La Traviata

 

We returned to Steinbach after a lengthy stay in Arizona and found we had arrived. We arrived to the land of cold and  high culture. Actually, I am a bit like Goebbels who said that when he hears the word “culture” he reaches for his gun. I went to see La Traviata with my sister-in-law, Huguette and our friend Lorraine. Chris cleaned her gun. I sword I would never go to see an opera. I was that way until one day I found myself alone with another lawyer—Reeh Taylor—on a road trip to Brandon. He loved opera and was evangelical about it. He persuaded me that I should try it. At least once. With deep reluctance I agreed. At least I pretended I would give it a try. I am not sure I meant it. Perhaps I said it to appease his zeal.

Then my sister-in-law Huguette a much more cultured person than me, invited me to join her for an opera in Winnipeg. It was La Bohème by Giacomo Puccini. I would not say I was hooked, but I grudgingly admitted this was not all bad. Then my cultured sister-in-law invited to sign up for a season pass. I said that was absurd.
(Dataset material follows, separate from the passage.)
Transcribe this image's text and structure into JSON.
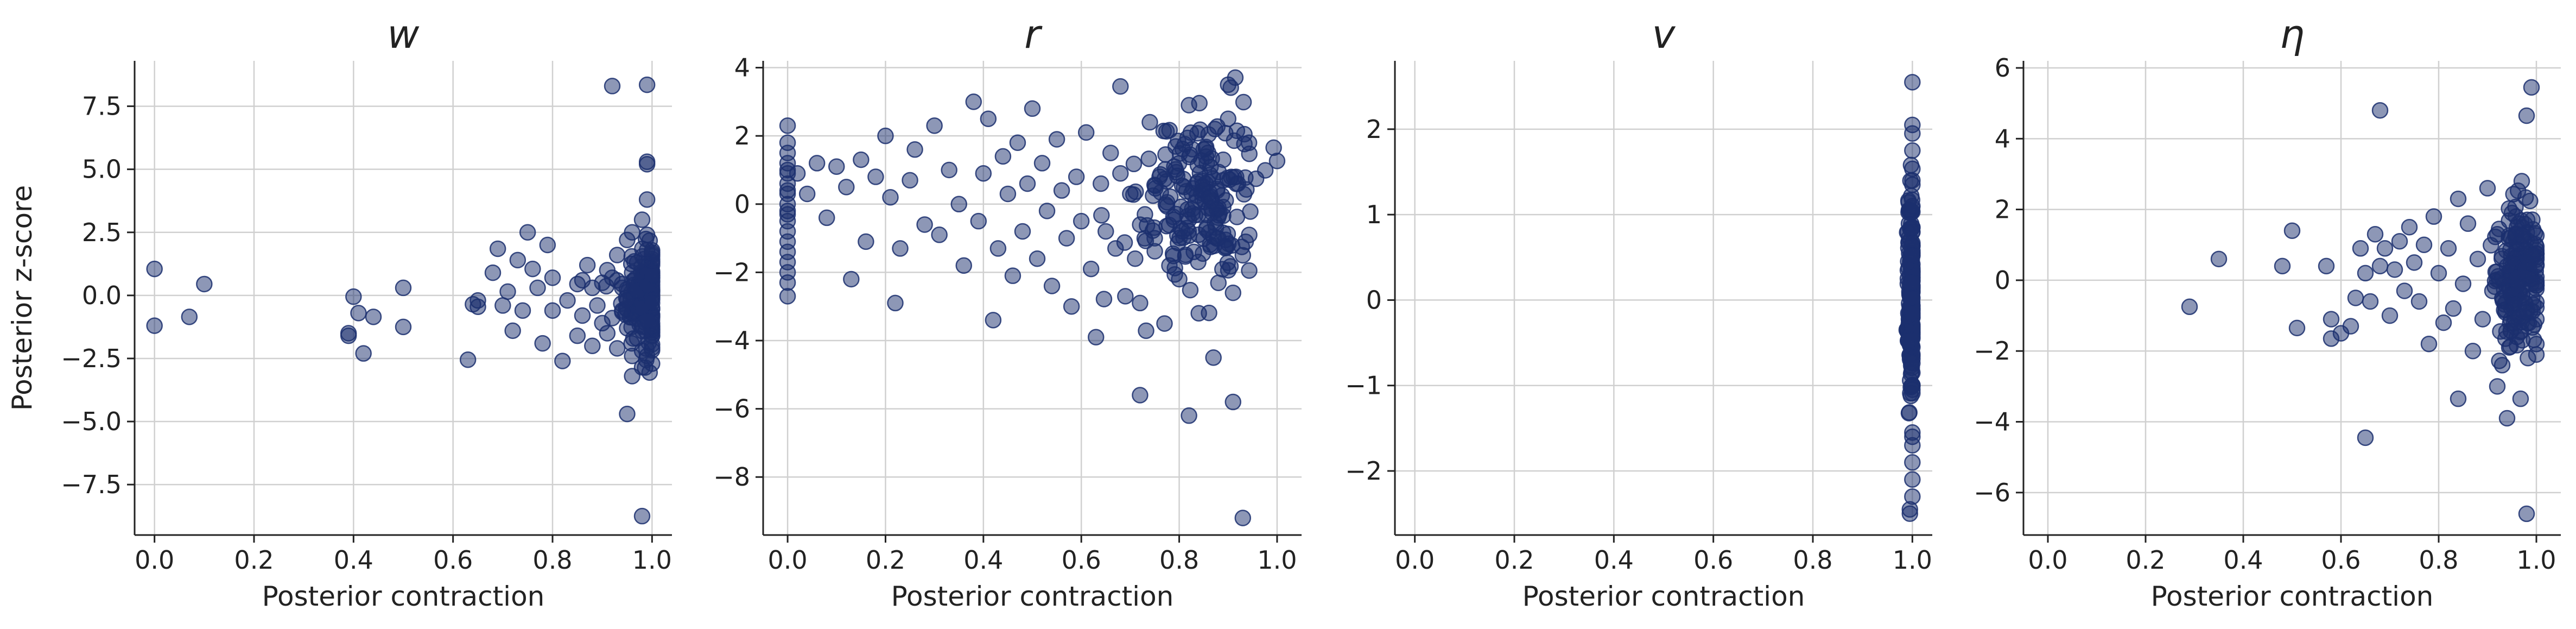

Not an entire year of opera!  Then she explained that in Winnipeg (the hinterland) a season of opera meant 2 operas. That seemed at least barely tolerable. So I agreed. I found I liked the next two operas as well. The rest is history. I have become a mild fan—not a zealot—of opera.

This year we saw La Traviata by Giuseppe Verdi  when we returned to Manitoba. This may now  be my favourite opera. At least it was my favourite opera performance. Of course, you must recognize, that I know less about opera, than I know about other musical forms. And that is not much.

The main character is Violetta Valéry played by the angelic Angle Blue. Her voice is actually much more powerful than that word would suggest. Ms. Blue was sensational.

Violetta is keenly aware that she will soon die. She is worn out from a scandalous life on the stage. The word traviata, I was told, means “the corrupt one.” Violetta is sick and believes not entirely without justification, yet without societal sanction, that pleasure is the best medicine. She lives in “whirlwind of joy.” However, her world is profoundly shaken when she meets Alfredo a young man who, in true operatic style falls instantly in passionate love with her. Violetta  has always embodied ‘free love’. The stage is set for a typically momentous opposition of values. And of course, passionate love wins out. Passion always seems to win in opera. Opera without passion is like a painting without a frame. Dry tinder.

Yet the powerful emotions conflict as they always do, especially in opera. The second scene contained what the commentator Sarah Jo Kirsch called “the saddest scene in all of opera” in her pre-show chat. Violetta sacrifices pleasure, then her possessions, and finally the loved one himself. All for the sake of worthless bourgeois respectability, that bugaboo of all that is good.   Of course the sacrifice becomes sacred. After all the two words  not by accident share the same root.  The corrupt one sacrifices love for her loved one’s sister—the pure one whom she has never met. The corrupt one demonstrates profound moral power that dwarfs the sterile absent purity.

Of course as so often happens in opera, the end is tragic. She is reunited with the lover. Violetta announces her pain is gone. “I am reborn. I will live,” she gushes.  And then she dies. Only in opera.